8—Ethiopia last month launched sub-Saharan Africa’s first light rail system to deep national pride and wide global interest. The 32-kilometre line cost $474 million, with China footing 85% of the bill. For the cash the two brewers are shaking hands on, the region could have another 218 light rail systems and solve its public transport crisis for generations.
9—Staying with Ethiopia, its flag carrier in June reported $175 million in net profit, or more than the rest of Africa’s suffering aviation industry combined. Its two key rivals—Kenya Airways and South African Airlines posted a combined $457 million in losses, and are currently being kept alive only by taxpayer drips. AB Inbev would pay off this figure and file it under the senior management allowances entry.
10—For the first time in 25 years, we this year had an idea of Somalia’s economy after the International Monetary Fund (IMF) conducted its Article IV consultation, essentially a state-of-the-money country review. Conducted annually for most countries, it last took place in Somalia in November 1989. Its current GDP is estimated at $5.7 billion, with external debt being 93% ($5.3 billion) of that figure. The two beer firms would hardly notice if they paid it off.
11—There has been a lot of buzz around Africa’s natural gas finds after Egypt last month discovered a huge field off its coast—said to be the largest ever in the Mediterranean sea. Estimated at 30 trillion cubic feet, it is still less than half of Mozambique’s estimated 75 trillion cubic feet of gas, which would make the country a top three global gas exporter in the next 10 years and completely overhaul its economic fortunes. Its value is estimated at $15 billion, meaning AB Inbev could lend it the cash in exchange for free energy for the natural life of the fields.
12—Nigeria, Africa’s biggest economy, has cash reserves of about $40 billion, nearly all from oil. And even this is fast shrinking after oil receipts declined 67% in less than a year as prices tanked. With SABMiller brands in the continent’s most populous state including Hero and Trophy premium lagers, it is not beyond the realms of reality to explore a beer-for-oil deal. Serious.

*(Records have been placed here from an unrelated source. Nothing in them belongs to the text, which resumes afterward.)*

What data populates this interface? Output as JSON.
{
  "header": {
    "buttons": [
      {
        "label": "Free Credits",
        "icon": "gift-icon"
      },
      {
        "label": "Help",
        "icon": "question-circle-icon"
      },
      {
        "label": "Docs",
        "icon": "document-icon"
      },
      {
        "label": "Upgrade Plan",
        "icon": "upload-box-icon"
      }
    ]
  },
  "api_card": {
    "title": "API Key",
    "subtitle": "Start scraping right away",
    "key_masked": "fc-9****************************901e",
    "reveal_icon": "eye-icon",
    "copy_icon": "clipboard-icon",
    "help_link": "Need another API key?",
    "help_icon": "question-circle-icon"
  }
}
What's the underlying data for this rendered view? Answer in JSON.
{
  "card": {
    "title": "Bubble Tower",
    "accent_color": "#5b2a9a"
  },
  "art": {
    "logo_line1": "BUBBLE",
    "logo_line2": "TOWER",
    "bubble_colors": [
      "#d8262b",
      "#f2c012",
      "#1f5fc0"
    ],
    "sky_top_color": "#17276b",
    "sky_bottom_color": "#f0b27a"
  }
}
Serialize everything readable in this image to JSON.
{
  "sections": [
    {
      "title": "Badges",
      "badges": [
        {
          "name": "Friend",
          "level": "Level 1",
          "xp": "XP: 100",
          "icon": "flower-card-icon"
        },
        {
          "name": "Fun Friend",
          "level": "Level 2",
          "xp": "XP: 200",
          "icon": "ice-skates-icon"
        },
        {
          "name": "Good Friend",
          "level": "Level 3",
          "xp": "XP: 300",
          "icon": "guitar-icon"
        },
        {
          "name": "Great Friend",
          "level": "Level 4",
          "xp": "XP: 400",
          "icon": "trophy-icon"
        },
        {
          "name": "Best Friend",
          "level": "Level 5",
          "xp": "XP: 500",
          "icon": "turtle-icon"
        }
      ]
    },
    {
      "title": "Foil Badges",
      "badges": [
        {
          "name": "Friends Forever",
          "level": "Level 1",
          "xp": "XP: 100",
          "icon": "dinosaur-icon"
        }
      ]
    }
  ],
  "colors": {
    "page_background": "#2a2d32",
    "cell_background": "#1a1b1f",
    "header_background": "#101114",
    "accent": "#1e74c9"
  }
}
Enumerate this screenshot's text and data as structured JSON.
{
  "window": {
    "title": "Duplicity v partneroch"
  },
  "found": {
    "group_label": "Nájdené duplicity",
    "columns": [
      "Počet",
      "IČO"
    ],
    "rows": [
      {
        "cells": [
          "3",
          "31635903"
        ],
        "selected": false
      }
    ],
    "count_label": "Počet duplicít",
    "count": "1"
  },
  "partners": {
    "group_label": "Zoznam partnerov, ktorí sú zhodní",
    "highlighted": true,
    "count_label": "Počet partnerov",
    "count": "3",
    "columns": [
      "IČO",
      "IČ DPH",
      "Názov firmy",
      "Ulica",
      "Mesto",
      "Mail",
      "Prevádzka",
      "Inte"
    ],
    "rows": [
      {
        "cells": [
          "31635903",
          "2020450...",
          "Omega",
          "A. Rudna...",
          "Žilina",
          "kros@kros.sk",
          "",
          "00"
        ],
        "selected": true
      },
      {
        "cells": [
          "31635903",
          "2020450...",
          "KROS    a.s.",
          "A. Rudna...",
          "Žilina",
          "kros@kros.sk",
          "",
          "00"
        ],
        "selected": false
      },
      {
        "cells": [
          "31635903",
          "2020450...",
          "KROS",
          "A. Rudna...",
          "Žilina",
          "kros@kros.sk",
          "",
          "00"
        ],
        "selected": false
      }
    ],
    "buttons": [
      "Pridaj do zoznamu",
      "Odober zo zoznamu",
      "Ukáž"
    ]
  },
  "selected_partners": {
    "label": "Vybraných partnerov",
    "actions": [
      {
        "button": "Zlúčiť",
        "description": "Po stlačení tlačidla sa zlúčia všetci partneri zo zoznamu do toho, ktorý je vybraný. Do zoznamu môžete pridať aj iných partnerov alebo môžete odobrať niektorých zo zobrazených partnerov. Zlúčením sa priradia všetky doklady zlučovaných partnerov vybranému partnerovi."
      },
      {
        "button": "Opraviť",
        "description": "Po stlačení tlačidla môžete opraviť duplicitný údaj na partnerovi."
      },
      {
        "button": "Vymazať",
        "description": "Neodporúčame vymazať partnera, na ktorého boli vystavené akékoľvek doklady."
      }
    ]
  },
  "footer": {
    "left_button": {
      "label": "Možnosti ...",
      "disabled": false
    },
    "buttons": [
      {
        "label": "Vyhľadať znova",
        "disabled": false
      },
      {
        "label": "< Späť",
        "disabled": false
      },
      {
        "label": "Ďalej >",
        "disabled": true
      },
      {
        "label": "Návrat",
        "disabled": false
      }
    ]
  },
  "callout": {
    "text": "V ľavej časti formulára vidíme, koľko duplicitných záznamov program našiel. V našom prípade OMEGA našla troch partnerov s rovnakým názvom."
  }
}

13—Africa’s energy deficit is accepted as its Achilles Heel, with over 600 million people having no access to grid power. The new president of the African Development Bank, the dapper bow-tie dorning Akinwumi Adesina, has announced a “New Deal for Energy in Africa” to set his term rolling, where he will mobilise $55 billion of investment to plug the deficit by 2025. Given the takeover is triggered by the allure of the African market, perhaps the two brewers could lend him the money?
14—Ghana, which like Zambia has seen hard economic times, has just sold $1 billion of Eurobond with a tenure of 15 years, a sale that it struggled to find buyers for as its risk profile deepened. As such it will pay a staggering 10.75% in interest, almost beating the purpose. Oh, for a credit line from a couple of beermakers. And yes, SABMiller is present in the Ghanaian market with stout-sounding brands such as Stone Lager.
15—Tourism has not had a good time on the continent, with terrorism, revolutions and even xenophobia combining to sink the numbers. Already on the periphery of international tourism—just 5% of arrivals are to the continent, the region still managed to pocket $36 billion in receipts last year. One starts to suspect an AGM associated with the would-be beer newlyweds might just generate as much worth of economic buzz—that is counting even the feel-good these sort of things are said to cause.